Denver-based SM Energy Co., whose Texas-centered operations plow the Eagle Ford Shale and Midland formation of the Permian Basin, said Wednesday it has reduced spending and activity to the rest of the year, with guidance uncertain because of the Covid-19 pandemic.

The management team provided a webcast of its quarterly performance but did not hold a conference call or take questions from analysts.

Capital expenditures for 2020 have been cut by 20% year/year to an implied $660-680 million from prior guidance of $825-850 million. Salaries have been reduced for executives, effective in May, with all employee compensation increases postponed across the board.

“As our industry faces unprecedented circumstances, our priorities are first, the safety of our employees and contractors under the conditions of the pandemic, and second, maintaining a sustainable business plan under the contracted macro-economic environment,” CEO Jay Ottoson said.

“We have implemented a wide range of changes, from modifying our capital activity to adopting new daily safety protocols for field teams. Our pace of capital spending has been reduced, and we have a strong hedge position in 2020 to bolster our cash flows during a time of considerable uncertainty.”

Production between January and March averaged 135,900 boe/d, 51% weighted to oil, driven by the Midland sub-basin, with 65,200 b/d. SM fetched an average realized price for its oil and gas of $28.64/boe, down 19% sequentially. However, including the effect of realized hedges, the average price was $34.58, off 5%, resulting in around $73.4 million of realized net hedge gains for the quarter.

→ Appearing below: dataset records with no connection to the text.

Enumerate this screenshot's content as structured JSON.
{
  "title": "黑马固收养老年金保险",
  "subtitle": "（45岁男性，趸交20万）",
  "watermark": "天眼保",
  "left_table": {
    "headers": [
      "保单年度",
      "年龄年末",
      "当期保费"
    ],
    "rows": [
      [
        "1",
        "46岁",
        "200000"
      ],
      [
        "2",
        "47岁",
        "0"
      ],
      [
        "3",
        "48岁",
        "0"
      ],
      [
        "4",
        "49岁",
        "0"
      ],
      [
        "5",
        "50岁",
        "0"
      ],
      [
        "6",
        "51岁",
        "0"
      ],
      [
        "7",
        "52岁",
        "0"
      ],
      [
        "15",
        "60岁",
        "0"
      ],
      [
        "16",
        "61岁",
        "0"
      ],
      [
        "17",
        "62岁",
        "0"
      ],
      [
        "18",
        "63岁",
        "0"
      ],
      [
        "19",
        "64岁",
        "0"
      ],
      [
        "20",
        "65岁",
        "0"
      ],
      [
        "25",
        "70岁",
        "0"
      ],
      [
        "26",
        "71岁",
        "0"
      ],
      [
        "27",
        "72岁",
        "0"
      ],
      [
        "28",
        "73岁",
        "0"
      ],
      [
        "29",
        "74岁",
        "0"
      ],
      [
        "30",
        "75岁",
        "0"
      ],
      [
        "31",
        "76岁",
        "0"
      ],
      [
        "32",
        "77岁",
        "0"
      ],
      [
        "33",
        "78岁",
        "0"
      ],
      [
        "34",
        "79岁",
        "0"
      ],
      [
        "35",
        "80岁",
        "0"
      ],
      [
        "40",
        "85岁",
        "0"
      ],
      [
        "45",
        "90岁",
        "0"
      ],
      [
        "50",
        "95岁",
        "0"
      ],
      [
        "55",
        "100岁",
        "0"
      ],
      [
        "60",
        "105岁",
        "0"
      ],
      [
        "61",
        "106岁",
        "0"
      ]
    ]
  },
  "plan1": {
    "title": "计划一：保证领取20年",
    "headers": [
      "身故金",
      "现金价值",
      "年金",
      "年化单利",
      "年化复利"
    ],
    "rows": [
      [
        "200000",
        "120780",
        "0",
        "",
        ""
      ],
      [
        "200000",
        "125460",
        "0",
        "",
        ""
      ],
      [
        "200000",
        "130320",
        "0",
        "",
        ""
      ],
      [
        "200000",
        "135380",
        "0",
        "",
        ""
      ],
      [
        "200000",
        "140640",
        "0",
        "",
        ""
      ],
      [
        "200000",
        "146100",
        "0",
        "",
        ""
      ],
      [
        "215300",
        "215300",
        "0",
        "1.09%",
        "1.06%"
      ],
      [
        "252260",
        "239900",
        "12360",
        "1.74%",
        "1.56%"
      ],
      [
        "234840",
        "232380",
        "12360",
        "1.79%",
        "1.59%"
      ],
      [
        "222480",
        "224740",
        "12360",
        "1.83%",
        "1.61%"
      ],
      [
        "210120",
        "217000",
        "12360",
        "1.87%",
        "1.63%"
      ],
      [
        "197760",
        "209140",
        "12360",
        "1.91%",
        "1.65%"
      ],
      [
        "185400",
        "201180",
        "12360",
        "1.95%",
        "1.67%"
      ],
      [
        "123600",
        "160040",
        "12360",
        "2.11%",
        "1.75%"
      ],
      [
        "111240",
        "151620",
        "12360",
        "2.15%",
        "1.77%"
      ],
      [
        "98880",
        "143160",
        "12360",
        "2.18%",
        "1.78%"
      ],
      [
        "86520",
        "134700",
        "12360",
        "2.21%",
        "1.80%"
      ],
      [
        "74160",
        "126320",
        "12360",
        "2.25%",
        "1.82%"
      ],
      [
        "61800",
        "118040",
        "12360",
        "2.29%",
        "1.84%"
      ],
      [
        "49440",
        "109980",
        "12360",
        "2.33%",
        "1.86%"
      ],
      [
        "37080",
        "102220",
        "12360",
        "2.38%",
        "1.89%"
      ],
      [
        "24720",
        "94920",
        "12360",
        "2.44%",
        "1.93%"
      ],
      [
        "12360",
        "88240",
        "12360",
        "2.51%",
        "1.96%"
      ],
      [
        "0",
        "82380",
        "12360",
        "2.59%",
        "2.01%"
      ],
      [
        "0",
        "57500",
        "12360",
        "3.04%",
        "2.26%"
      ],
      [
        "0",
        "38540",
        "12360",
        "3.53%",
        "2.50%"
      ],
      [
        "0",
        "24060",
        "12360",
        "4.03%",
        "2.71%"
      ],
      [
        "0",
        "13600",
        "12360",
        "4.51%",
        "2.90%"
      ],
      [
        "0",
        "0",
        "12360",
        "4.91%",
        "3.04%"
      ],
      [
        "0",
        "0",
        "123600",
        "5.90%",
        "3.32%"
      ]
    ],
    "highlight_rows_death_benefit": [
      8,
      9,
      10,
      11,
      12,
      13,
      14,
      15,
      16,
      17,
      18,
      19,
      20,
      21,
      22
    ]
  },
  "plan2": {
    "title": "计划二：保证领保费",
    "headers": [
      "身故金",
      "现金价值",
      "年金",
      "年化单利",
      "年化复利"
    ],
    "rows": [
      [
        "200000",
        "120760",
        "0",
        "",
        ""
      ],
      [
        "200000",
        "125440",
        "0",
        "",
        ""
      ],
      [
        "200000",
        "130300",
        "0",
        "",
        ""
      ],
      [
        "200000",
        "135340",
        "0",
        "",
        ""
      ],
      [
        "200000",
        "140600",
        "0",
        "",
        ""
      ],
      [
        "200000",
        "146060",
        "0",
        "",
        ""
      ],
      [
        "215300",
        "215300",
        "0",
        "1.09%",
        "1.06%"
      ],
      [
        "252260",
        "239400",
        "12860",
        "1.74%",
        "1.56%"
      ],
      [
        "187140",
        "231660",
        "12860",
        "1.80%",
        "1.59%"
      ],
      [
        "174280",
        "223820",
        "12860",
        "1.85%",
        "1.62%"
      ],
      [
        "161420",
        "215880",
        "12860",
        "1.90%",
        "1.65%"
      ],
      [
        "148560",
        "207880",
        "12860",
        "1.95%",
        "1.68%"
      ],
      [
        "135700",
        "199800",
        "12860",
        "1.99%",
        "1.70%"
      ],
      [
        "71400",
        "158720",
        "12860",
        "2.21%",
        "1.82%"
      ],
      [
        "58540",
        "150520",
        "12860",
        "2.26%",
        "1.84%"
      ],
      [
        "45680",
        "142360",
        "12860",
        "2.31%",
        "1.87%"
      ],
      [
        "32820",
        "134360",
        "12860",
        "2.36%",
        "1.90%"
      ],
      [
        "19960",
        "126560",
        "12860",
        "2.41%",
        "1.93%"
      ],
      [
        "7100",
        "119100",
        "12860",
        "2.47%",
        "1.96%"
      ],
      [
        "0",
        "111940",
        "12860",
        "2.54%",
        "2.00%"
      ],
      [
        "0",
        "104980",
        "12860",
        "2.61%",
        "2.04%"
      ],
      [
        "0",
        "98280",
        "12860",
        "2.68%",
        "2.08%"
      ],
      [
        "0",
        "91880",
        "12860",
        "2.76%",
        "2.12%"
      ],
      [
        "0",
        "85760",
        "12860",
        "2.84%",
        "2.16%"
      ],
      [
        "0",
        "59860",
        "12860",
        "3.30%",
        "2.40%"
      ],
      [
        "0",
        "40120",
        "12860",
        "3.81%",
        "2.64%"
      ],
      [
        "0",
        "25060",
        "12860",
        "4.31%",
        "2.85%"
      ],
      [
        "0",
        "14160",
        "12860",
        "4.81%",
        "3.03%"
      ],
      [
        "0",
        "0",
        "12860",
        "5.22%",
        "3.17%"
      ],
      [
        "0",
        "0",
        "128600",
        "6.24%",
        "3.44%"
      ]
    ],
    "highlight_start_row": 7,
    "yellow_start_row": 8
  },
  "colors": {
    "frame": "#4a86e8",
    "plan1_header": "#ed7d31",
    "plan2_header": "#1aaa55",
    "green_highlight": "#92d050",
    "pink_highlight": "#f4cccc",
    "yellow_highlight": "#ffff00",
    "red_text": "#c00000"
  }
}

The company drilled 25 net wells and completed 20 in the first three months of the year. However, because of the uncertainty going forward, SM has reduced its well completion and drilling pace.

Five rigs now are working in the Midland, along with one completions crew. However, in July, one of the Midland rigs is to be dropped. One rig continues to work in South Texas with no completions crews.

[Want to see more earnings? See the full list of NGI’s 1Q2020 earnings season coverage.]

“Worldwide production of oil remains higher than demand, and oil storage capacity is nearly full, increasing the potential for forced shut-in of production,” management said. “Government entities are actively considering prorationing of production, and economic conditions may also result in well shut-ins to reduce economic loss.”
On Tuesday (May 5), the Railroad Commission of Texas is scheduled to make a final decision about whether to mandate producers reduced oil production across the state by 20%.

“Given the difficulty of accurately forecasting production volumes in this environment,” SM has withdrawn its production guidance for the year.

Net losses in 1Q2020 totaled $411.9 million (minus $3.64/share), which included one-time impairments of nearly $990 million after writing down the value of proved assets in South Texas because of lower commodity prices. In 1Q2019, net losses totaled $177.6 million (minus $1.58).

Operating net cash climbed 71% year/year to $97.9 million because of the 32% increase to net output from the Permian Midland, which provided high operating margins and the benefit from realized hedging gains.

SM managed to reduce its debt in the tumultuous period by $91.2 million, using a combination of open market purchases and by paying down a senior secured credit facility. The borrowing base redetermination was completed with an 8.3% reduction to a $1.1 billion commitment level from $1.2 billion. As of the filing, total debt was $2.7 billion with liquidity of $1.0 billion.